“Il tuo valore non è stabilito dai tuoi risultati”, esordisce così l’utente di TikTok che in poco tempo dà vita al fenomeno che disegna un nuovo approccio al lavoro secondo cui le attività da svolgere in azienda rimangono una priorità per i dipendenti, ma solo quelle che rientrano nelle ore stabilite dal contratto
L’ingresso nel mondo del lavoro dovrebbe segnare una nuova tappa della vita degli studenti che hanno passato gli ultimi anni sui libri, sostenendo esami e provando a immaginarsi un futuro. Ma cosa succede quando un ragazzo di 24 anni pubblica un video su TikTok in cui si dichiara demotivato, stanco e senza stimoli sul lavoro e dà vita al fenomeno che in pochissimo tempo sveglia l’attenzione di tutto il web? Parliamo del Quiet Quitting, trend nato negli Stati Uniti per poi raggiungere anche l’Italia, totalizzando 3,5 milioni di visualizzazioni e quasi 500mila like.
Proprio così. Non una challenge, né un balletto o un video lip sync, questa volta a diventare virale sulla piattaforma social a oggi più amata dagli utenti di tutte le età è un fenomeno che mette sotto i riflettori i dipendenti e che (sembra paradossale) vede nella Generazione Z la più grande promotrice del Quiet Quitting – letteralmente “abbandono silenzioso” -.
Cosa significa Quiet Quitting
Una traduzione letterale potrebbe fornire un significato ambiguo e per certi versi fuorviante del termine, considerandolo come la volontà delle persone di svolgere il minore lavoro possibile o, addirittura, di licenziarsi (come molti americani stessi hanno pensato quando hanno sentito per la prima volta la buzzword).
Ma non è così; si tratta piuttosto di un nuovo modo di concepire il lavoro in cui le attività da svolgere in azienda rimangono una priorità per i dipendenti, ma solo quelle che rientrano nelle ore lavorative canoniche stabilite dal contratto.

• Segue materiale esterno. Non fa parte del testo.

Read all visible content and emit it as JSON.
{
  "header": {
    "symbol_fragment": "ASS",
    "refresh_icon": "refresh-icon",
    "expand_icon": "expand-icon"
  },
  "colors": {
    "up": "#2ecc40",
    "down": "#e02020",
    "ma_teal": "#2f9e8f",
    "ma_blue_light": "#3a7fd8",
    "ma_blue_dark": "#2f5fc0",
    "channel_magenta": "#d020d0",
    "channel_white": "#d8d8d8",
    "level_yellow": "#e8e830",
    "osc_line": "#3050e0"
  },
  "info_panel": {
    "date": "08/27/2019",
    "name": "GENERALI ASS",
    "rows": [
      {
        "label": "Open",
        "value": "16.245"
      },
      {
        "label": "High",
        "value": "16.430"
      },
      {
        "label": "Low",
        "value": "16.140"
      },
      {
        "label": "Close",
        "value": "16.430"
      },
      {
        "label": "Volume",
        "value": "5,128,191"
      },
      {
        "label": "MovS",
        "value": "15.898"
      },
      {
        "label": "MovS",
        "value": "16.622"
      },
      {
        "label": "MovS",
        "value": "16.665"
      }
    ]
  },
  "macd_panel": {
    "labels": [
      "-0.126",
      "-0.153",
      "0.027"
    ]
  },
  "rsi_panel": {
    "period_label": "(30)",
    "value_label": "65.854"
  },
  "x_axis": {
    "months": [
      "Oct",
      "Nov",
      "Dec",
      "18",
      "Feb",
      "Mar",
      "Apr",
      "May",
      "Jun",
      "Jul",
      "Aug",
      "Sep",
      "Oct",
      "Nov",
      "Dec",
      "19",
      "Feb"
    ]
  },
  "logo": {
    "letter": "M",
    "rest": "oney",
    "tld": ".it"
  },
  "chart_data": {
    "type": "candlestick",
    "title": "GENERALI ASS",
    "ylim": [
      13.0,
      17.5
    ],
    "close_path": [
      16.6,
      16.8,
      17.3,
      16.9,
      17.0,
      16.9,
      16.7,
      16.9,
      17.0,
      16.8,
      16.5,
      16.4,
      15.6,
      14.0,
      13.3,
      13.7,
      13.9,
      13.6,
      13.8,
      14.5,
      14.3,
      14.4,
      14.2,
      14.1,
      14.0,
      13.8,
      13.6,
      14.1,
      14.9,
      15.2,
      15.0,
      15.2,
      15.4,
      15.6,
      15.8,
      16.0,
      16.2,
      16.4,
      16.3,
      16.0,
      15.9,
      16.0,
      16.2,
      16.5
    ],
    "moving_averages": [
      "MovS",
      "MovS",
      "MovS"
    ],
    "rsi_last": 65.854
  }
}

A parlare di Quiet Quitting per la prima volta è stato l’utente Zaid Khan (Zaidleppelin su TikTok), ingegnere di 24 anni che in un video di soli diciassette secondi racconta di aver recentemente imparato il termine quiet quitting, che non significa lasciare il proprio lavoro ma evitare di fare più di quanto richiesto.
“Si continua a svolgere i propri compiti, ma non si aderisce più alla cultura della competizione verso se stessi e gli altri, secondo la quale il lavoro deve essere la nostra vita“, dice Zaid. E conclude affermando: “Il tuo valore non è stabilito dai tuoi risultati”. Insomma, quale slogan migliore per rappresentare una generazione che non scende a compromessi quando si tratta di dedicare la giusta attenzione e il giusto tempo alla vita privata?
@zaidleppelin On quiet quitting #workreform ♬ original sound – ruby
La Gen Z si fa promotrice del Quiet Quitting
Sono, infatti, soprattutto i giovani a non essere più disposti a fermarsi in ufficio o tenere il pc acceso per fare straordinari (anche retribuiti), portare avanti progetti durante i weekend o, più in generale, a farsi carico di responsabilità che vanno oltre le attività che competono loro. Dimostrare a datori di lavoro di portare valore aggiunto all’azienda e di contribuire a incrementare la qualità dei servizi offerti non è più così importante.
Una conferma in più che per gli appartenenti alla Generazione Z – noti anche come Zoomers – il denaro potrebbe non essere sempre l’aspetto più importante sul lavoro o che, quanto meno, non sarebbe paragonabile alla possibilità di avere più tempo a disposizione da dedicare a sé stessi.
«Questa giovane categoria di lavoratori esige che i datori di lavoro si occupino di loro come persone nel loro insieme – ha dichiarato Linda Jingfang Cai, vicepresidente per lo sviluppo dei talenti di LinkedIn -. E la capacità di comprendere il loro percorso di carriera vale più di una busta paga».
Siamo ben lontani dal mito tutto americano dell’hustle culture, ovvero del dedicare la vita intera al lavoro per “fare sempre di più”.
E se la Gen Z non fosse l’unica a pensarla in questo modo?
Ma probabilmente la Generazione Z si è semplicemente fatta promotrice e portavoce di un malumore che in realtà era già diffuso da anni tra i lavoratori di tutte le età e che fino a questo momento si era nascosto dietro a fenomeni quali la Great Resignation, il burnout o il technostress e che ha portato a considerare il lavoro (e di conseguenza i manager, i colleghi e l’ufficio stesso) con cinismo e apatia. «Quella che prima era una sfida passiva e aggressiva all’equilibrio tra lavoro e vita privata ora sta diventando una richiesta molto diretta», ha commentato Jaya Dass, Direttore Generale di Randstad per Singapore e Malesia.